In Weston, a new hydroelectric generator was installed in November 2010 at the Loring Road covered storage facility, which will generate 1.2 million kilowatt hours per year. This $1.8 million project was fully funded through ARRA and the Massachusetts Clean Energy Center and will provide an annual savings in electrical costs of $150,000.
The methane generated from the sludge digestion process is collected and used in Deer Island’s on-site power plant to create steam that supplies hot water and heat for the facility. This results in the avoided cost of $14 million annually for the purchase of diesel fuel. The steam is also run through a steam turbine generator that produces electricity. MWRA is currently upgrading the steam co-generation system to optimize use of the digester gas by installing a back pressure turbine. The modifications are expected to increase renewable energy production by 5.5 million kW hours per year (in addition to the current 28 million kilowatt hours per year already produced) and provide a total annual savings in electrical costs of $2.8 million.
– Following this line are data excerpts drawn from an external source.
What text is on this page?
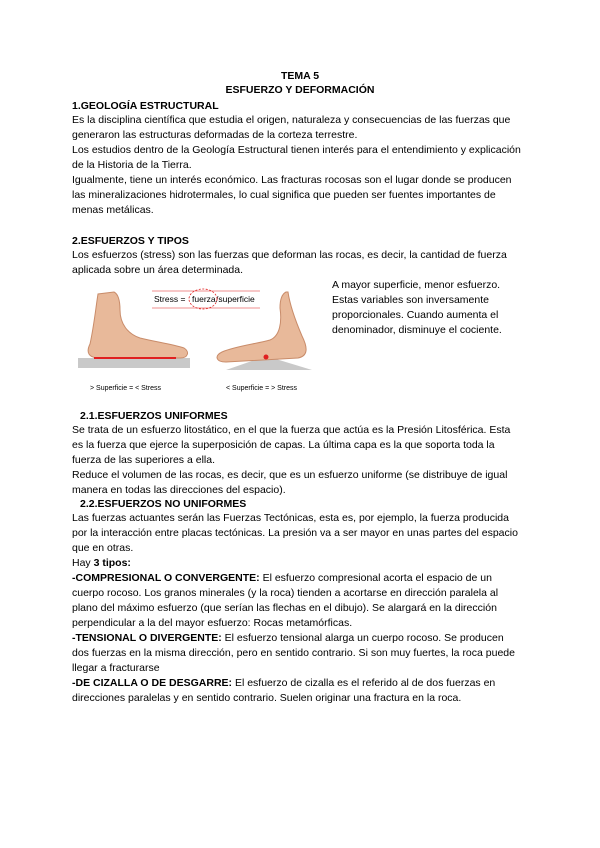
TEMA 5
ESFUERZO Y DEFORMACIÓN
1.GEOLOGÍA ESTRUCTURAL

Es la disciplina científica que estudia el origen, naturaleza y consecuencias de las fuerzas que generaron las estructuras deformadas de la corteza terrestre.

Los estudios dentro de la Geología Estructural tienen interés para el entendimiento y explicación de la Historia de la Tierra.

Igualmente, tiene un interés económico. Las fracturas rocosas son el lugar donde se producen las mineralizaciones hidrotermales, lo cual significa que pueden ser fuentes importantes de menas metálicas.

2.ESFUERZOS Y TIPOS

Los esfuerzos (stress) son las fuerzas que deforman las rocas, es decir, la cantidad de fuerza aplicada sobre un área determinada.

Stress = fuerza /superficie
> Superficie = < Stress	< Superficie = > Stress

A mayor superficie, menor esfuerzo. Estas variables son inversamente proporcionales. Cuando aumenta el denominador, disminuye el cociente.

2.1.ESFUERZOS UNIFORMES

Se trata de un esfuerzo litostático, en el que la fuerza que actúa es la Presión Litosférica. Esta es la fuerza que ejerce la superposición de capas. La última capa es la que soporta toda la fuerza de las superiores a ella.

Reduce el volumen de las rocas, es decir, que es un esfuerzo uniforme (se distribuye de igual manera en todas las direcciones del espacio).

2.2.ESFUERZOS NO UNIFORMES

Las fuerzas actuantes serán las Fuerzas Tectónicas, esta es, por ejemplo, la fuerza producida por la interacción entre placas tectónicas. La presión va a ser mayor en unas partes del espacio que en otras.

Hay 3 tipos:

-COMPRESIONAL O CONVERGENTE: El esfuerzo compresional acorta el espacio de un cuerpo rocoso. Los granos minerales (y la roca) tienden a acortarse en dirección paralela al plano del máximo esfuerzo (que serían las flechas en el dibujo). Se alargará en la dirección perpendicular a la del mayor esfuerzo: Rocas metamórficas.

-TENSIONAL O DIVERGENTE: El esfuerzo tensional alarga un cuerpo rocoso. Se producen dos fuerzas en la misma dirección, pero en sentido contrario. Si son muy fuertes, la roca puede llegar a fracturarse

-DE CIZALLA O DE DESGARRE: El esfuerzo de cizalla es el referido al de dos fuerzas en direcciones paralelas y en sentido contrario. Suelen originar una fractura en la roca.
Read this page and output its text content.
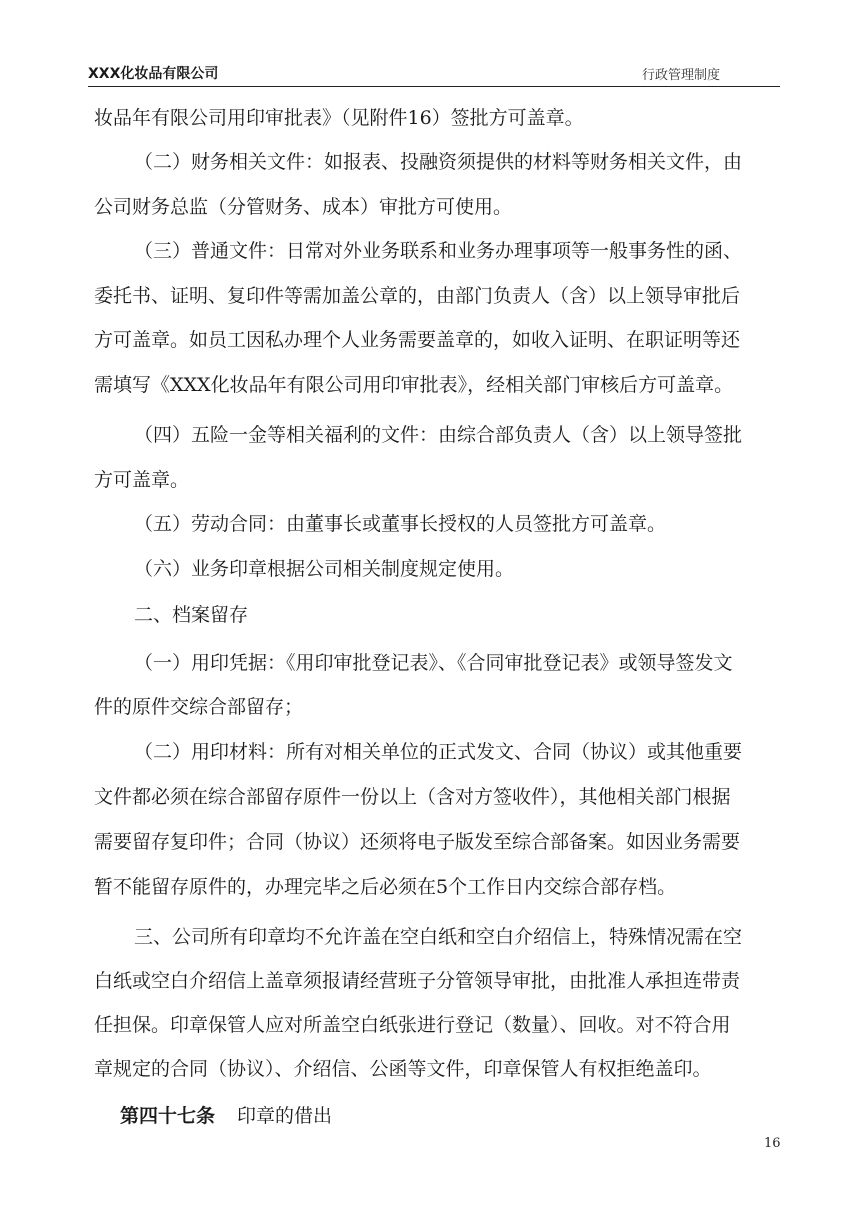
XXX化妆品有限公司	行政管理制度
妆品年有限公司用印审批表》（见附件16）签批方可盖章。
（二）财务相关文件：如报表、投融资须提供的材料等财务相关文件，由
公司财务总监（分管财务、成本）审批方可使用。
（三）普通文件：日常对外业务联系和业务办理事项等一般事务性的函、
委托书、证明、复印件等需加盖公章的，由部门负责人（含）以上领导审批后
方可盖章。如员工因私办理个人业务需要盖章的，如收入证明、在职证明等还
需填写《XXX化妆品年有限公司用印审批表》，经相关部门审核后方可盖章。
（四）五险一金等相关福利的文件：由综合部负责人（含）以上领导签批
方可盖章。
（五）劳动合同：由董事长或董事长授权的人员签批方可盖章。
（六）业务印章根据公司相关制度规定使用。
二、档案留存
（一）用印凭据：《用印审批登记表》、《合同审批登记表》或领导签发文
件的原件交综合部留存；
（二）用印材料：所有对相关单位的正式发文、合同（协议）或其他重要
文件都必须在综合部留存原件一份以上（含对方签收件），其他相关部门根据
需要留存复印件；合同（协议）还须将电子版发至综合部备案。如因业务需要
暂不能留存原件的，办理完毕之后必须在5个工作日内交综合部存档。
三、公司所有印章均不允许盖在空白纸和空白介绍信上，特殊情况需在空
白纸或空白介绍信上盖章须报请经营班子分管领导审批，由批准人承担连带责
任担保。印章保管人应对所盖空白纸张进行登记（数量）、回收。对不符合用
章规定的合同（协议）、介绍信、公函等文件，印章保管人有权拒绝盖印。
第四十七条 印章的借出
16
MWRA has embarked on an extensive review of its facilities looking for opportunities to increase energy efficiencies. Lighting improvements have been made at each location, including the installation of motion sensors, and replacement of lamps, ballasts and signage. New variable frequency drives have been installed at a number or pumping stations – both at Deer Island and within the water system – that run motors more efficiently. HVAC system upgrades and heating set-backs have been performed at several locations and chemical mixers at the Carroll Water Treatment plant were turned off to provide savings.